On November 5, 2011 against the BC Lions, Cox reached 400 career defensive tackles with the Alouettes, becoming the only player in club history to achieve this feat.

In 2013, Cox had a career high, and league leading, number of tackles with 115. He also had 12 sacks (career high) and four interceptions en route to winning the CFL's Most Outstanding Defensive Player Award and the James P. McCaffrey Trophy. With his 115 tackles that season, he broke the Montreal Alouettes single-season record of 110 set by Tracy Gravely in the 1996 CFL season.

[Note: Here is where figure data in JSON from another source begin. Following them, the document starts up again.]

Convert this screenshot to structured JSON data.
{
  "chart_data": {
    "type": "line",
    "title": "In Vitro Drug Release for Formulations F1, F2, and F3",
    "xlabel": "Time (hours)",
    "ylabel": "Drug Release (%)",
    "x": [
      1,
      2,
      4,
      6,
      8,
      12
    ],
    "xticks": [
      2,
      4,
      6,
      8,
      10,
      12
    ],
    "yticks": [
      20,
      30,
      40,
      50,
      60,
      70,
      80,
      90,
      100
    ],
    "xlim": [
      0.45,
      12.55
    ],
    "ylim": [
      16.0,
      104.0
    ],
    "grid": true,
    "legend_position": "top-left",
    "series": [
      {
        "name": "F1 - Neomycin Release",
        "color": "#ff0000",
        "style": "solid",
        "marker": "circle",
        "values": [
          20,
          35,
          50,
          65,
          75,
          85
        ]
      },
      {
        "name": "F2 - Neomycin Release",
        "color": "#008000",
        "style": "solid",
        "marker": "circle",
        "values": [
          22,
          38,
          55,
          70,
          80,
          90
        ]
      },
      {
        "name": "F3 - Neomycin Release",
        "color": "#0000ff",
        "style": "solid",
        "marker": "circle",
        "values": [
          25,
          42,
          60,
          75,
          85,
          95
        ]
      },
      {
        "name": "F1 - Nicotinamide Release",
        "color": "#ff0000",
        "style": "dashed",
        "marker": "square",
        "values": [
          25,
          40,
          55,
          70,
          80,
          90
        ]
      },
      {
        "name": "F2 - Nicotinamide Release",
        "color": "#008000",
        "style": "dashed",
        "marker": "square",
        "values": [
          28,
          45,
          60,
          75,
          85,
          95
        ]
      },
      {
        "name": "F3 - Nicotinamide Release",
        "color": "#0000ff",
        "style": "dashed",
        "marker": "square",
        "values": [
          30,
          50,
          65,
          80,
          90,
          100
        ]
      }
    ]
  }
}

On December 2, 2014, the Alouettes announced that they had resigned Cox to a three-year deal worth more than $200,000 annually, which general manager Jim Popp stated would make him the CFL's highest-paid defensive player. He continued to have strong performances, registering at least 65 defensive tackles in each of the subsequent four seasons. He became a free agent on February 13, 2019.

Cox was announced as a member of the Canadian Football Hall of Fame 2022 class on June 21, 2022.